Manifold includes comprehensive test coverage:

- **98 unit tests**: Core functionality
- **9 crash recovery tests**: Process-based crash injection validates WAL replay
- **Multiple benchmark suites**: Performance validation

**Run tests:**
```bash
cargo test --lib                      # Unit tests
cargo test --test crash_recovery_tests # Crash injection tests (Unix/macOS)
```

**Run benchmarks:**
```bash
cargo run --release --bin lmdb_benchmark           # vs other databases
cargo run --release --bin redb_comparison_benchmark # vs vanilla redb
cargo bench                                         # criterion benchmarks
```

---

## Production Readiness

Manifold is production-ready with:

- **Stable file format** (inherited from redb)
-**Comprehensive error handling** (Phase 2 complete)
-**Crash recovery validation** (process-based crash tests)
-**Clear documentation** (guides, examples, troubleshooting)
-**Performance benchmarks** (validated against redb and competitors)
-**WASM support** (full functionality in browsers)

**Known limitations:**
- Column families are auto-created; manual sizing planned for v3.2
- WAL checkpointing is time/size-based; manual checkpoint API planned
- No replication or distributed features (single-process database)
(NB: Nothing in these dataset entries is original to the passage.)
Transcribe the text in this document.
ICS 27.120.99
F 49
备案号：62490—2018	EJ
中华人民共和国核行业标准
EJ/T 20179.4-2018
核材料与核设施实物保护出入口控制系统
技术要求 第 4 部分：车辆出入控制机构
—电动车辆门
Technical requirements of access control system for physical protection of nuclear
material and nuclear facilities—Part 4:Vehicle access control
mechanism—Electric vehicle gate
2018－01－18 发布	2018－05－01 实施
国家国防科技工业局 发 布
See [FINALIZATION_PLAN.md](FINALIZATION_PLAN.md) for roadmap.

---

## Credits

Manifold is a fork of [redb](https://github.com/cberner/redb) by Christopher Berner.
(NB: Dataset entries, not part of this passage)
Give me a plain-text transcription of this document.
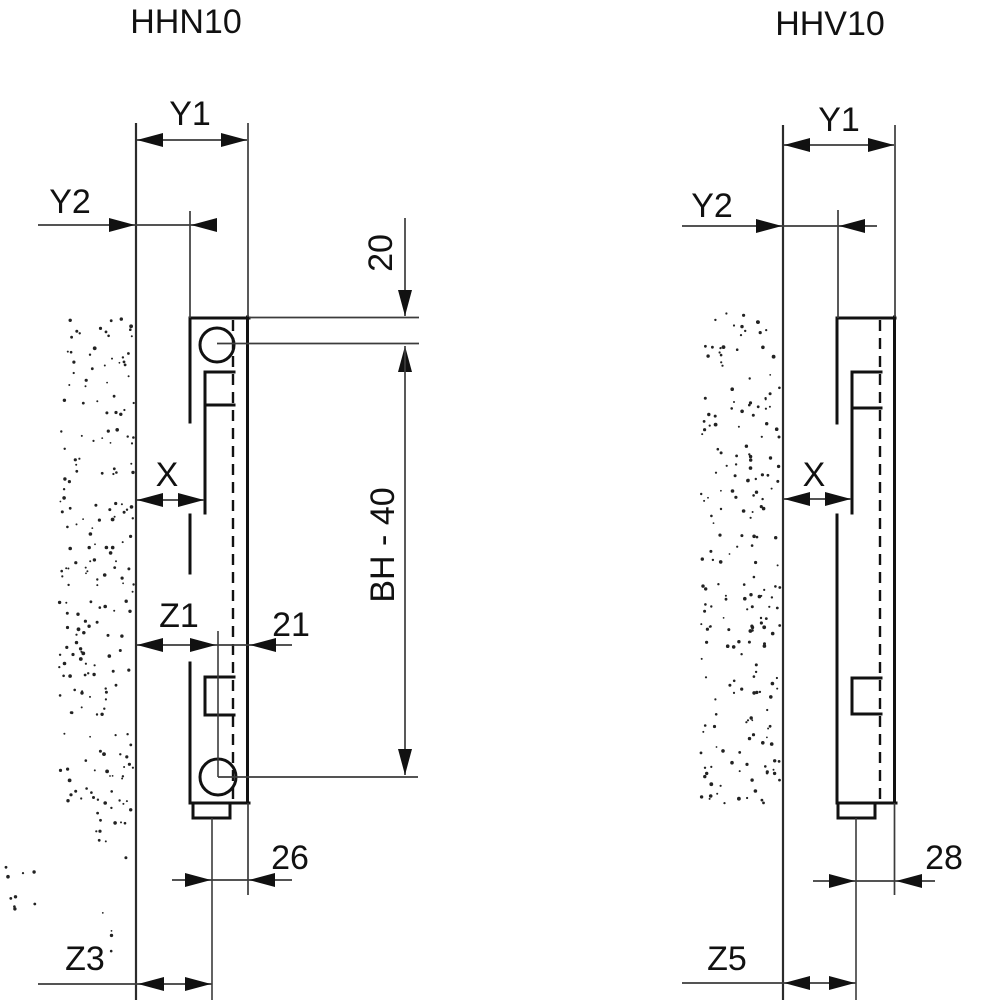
HHN10
Y1
Y2
X
20
BH - 40
Z1 21
26
Z3
HHV10
Y1
Y2
X
28
Z5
**Original redb features:**
- Copy-on-write B-tree implementation
- ACID transactions with MVCC
- Zero-copy reads
- Savepoints and recovery

**Manifold additions:**
- Column family architecture by Tom (Hyperspatial)
- Write-ahead log implementation
- WASM/OPFS backend
- Production error handling and crash recovery

We're deeply grateful to Christopher Berner for creating redb and maintaining it as a high-quality, production-ready embedded database. Manifold builds on that solid foundation.

---

## License

Licensed under either of:

* [Apache License, Version 2.0]LICENSE-APACHE
* [MIT License]LICENSE-MIT

at your option.

### Contribution

Unless you explicitly state otherwise, any contribution intentionally submitted for inclusion in the work by you, as defined in the Apache-2.0 license, shall be dual licensed as above, without any additional terms or conditions.

---

## Development

### Building from Source

```bash
git clone https://github.com/hyperbasedev/manifold
cd manifold
cargo build --release
```

### Running Tests

```bash
cargo test --all-targets
cargo clippy --all-targets
```

### Extra Development Dependencies

For benchmarking and fuzzing:
```bash
cargo install cargo-deny --locked
cargo install cargo-fuzz --locked
```

For WASM development:
```bash
cargo install wasm-pack
```

---

**Status:** Stable and actively maintained. Phase 2 (Production Error Handling) complete. Phase 3 (API Polish) in progress.